The Martian volcano Olympus Mons is one of the largest in the solar system. The volcano is more than 360 miles (600 km) across and 16 miles (27 km) high. (Courtesy of NASA)
Olympus Mons volcano, Mars The largest-known shield volcano in the solar system, Mars's Olympus Mons stands some 75,000 feet (22,860 m) high. Olympus Mons is one of several large volcanoes in the Tharsis region of the northern hemisphere. The Martian volcanoes appear to have played a major role in shaping the topography of that hemisphere in relatively recent times, although the existence of older volcanoes elsewhere on Mars indicates that volcanism has been active on Mars for much of the planet history.
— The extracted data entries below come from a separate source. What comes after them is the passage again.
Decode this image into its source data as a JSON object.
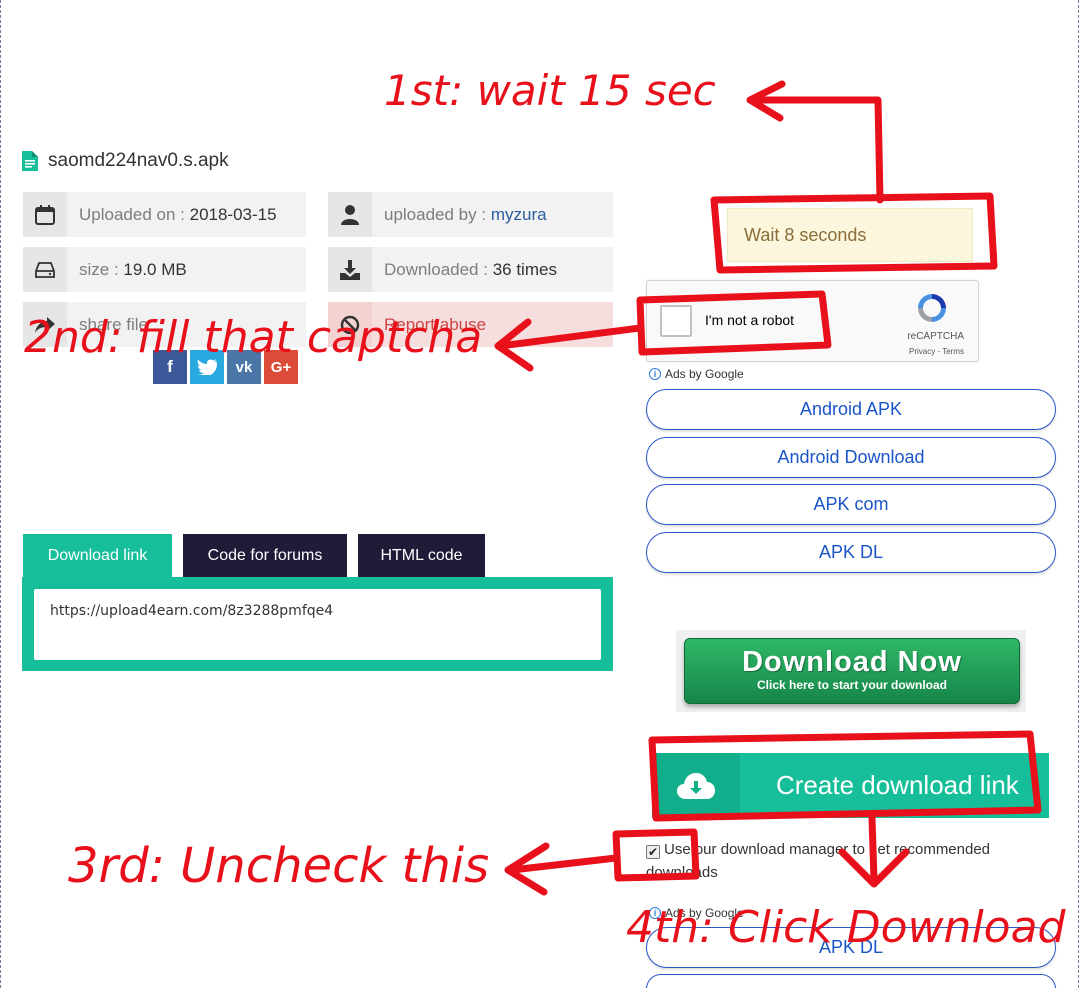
{
  "file": {
    "name": "saomd224nav0.s.apk"
  },
  "info": {
    "uploaded_on_label": "Uploaded on :",
    "uploaded_on_value": "2018-03-15",
    "uploaded_by_label": "uploaded by :",
    "uploaded_by_value": "myzura",
    "size_label": "size :",
    "size_value": "19.0 MB",
    "downloaded_label": "Downloaded :",
    "downloaded_value": "36 times",
    "share_label": "share file :",
    "report_label": "Report abuse"
  },
  "social": [
    "f",
    "t",
    "vk",
    "G+"
  ],
  "tabs": [
    {
      "label": "Download link",
      "active": true
    },
    {
      "label": "Code for forums",
      "active": false
    },
    {
      "label": "HTML code",
      "active": false
    }
  ],
  "code_box": {
    "value": "https://upload4earn.com/8z3288pmfqe4"
  },
  "wait": {
    "text": "Wait 8 seconds"
  },
  "recaptcha": {
    "label": "I'm not a robot",
    "brand": "reCAPTCHA",
    "terms": "Privacy - Terms"
  },
  "ads": {
    "by_google": "Ads by Google",
    "links": [
      "Android APK",
      "Android Download",
      "APK com",
      "APK DL"
    ],
    "bottom_link": "APK DL"
  },
  "download_now": {
    "title": "Download Now",
    "subtitle": "Click here to start your download"
  },
  "create_link": {
    "label": "Create download link"
  },
  "manager": {
    "text": "Use our download manager to get recommended downloads",
    "checked": true
  },
  "annotations": {
    "step1": "1st: wait 15 sec",
    "step2": "2nd: fill that captcha",
    "step3": "3rd: Uncheck this",
    "step4": "4th: Click Download"
  },
  "colors": {
    "accent": "#16bf9a",
    "dark_tab": "#1f1c3a",
    "annotation": "#e8101a",
    "link": "#1a55c8"
  }
}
The major Martian volcanoes are larger by far than any on Earth. The evident absence of plate tectonics on Mars may account for the impressive size of its volcanoes. Unlike Earth, where horizontal motion of crustal plates can prevent a volcano from growing past a certain height because the volcano can move out from its source, Mars appears to have a fixed, comparatively immobile crust. This lack of movement gives a volcano time to reach tremendous size by terrestrial standards. Because the processes that create volcanoes along crustal plate margins on Earth are apparently lacking on Mars, it is believed that radionuclides underground may supply the heat required for volcanism there.
Although little is known about the geology of Mars compared to that of Earth, volcanism is known to have played a large part in shaping the surface of the red planet. Unmanned probes to Mars have revealed the existence of large volcanoes, such as Olympus Mons and the volcanoes along nearby Tharsis Ridge in the northern hemisphere. Olympus Mons is the largest volcano in the solar system to the best of our knowledge. Although volcanic mountains are evident on its surface, Mars appears to lack the pattern of shifting and colliding crustal plates that characterizes tectonic and volcanic activity on Earth. It has been suggested that material expelled through the volcanoes of Tharsis Ridge came from magma underlying Valles Marinensis, a great valley thought to have been formed by subsidence as molten material underground was removed through eruptions. Volcanism evidently has given the northern hemisphere a geomorphology differing from that of the southern hemisphere in ways besides the mere existence of volcanic mountains. Impact cratering is much more visible in the southern hemisphere, whereas in the northern hemisphere, tephra from eruptions apparently has covered many impact craters and other such features. The Martian volcanoes affect the planet's meteorology on a small but interesting scale; clouds form in the lee of Olympus Mons and are thought to have been observed through telescopes on Earth at various times before probes reached Mars. Mars, like the moon, appears to be much quieter than Earth from a seismic viewpoint. Evidence of erosive activity on the Martian surface indicates that Mars once possessed substantial amounts of liquid water and a denser atmosphere than at present. Although the Martian atmosphere is only a fraction as dense as that of Earth, occasional dust storms on Mars are capable of transporting large quantities of sediment aerially. These storms are capable of hiding even the giant Martian volcanoes from view.
A volcano that is shaped like an ancient shield. It is a relatively flat mound with gradual slopes, formed by eruptions of basaltic lava. The basalt has such low viscosity and lacking in ejecta that it cannot stack up a steep slope. Olympus Mons on Mars and the Hawaiian Islands are examples of shield volcanoes.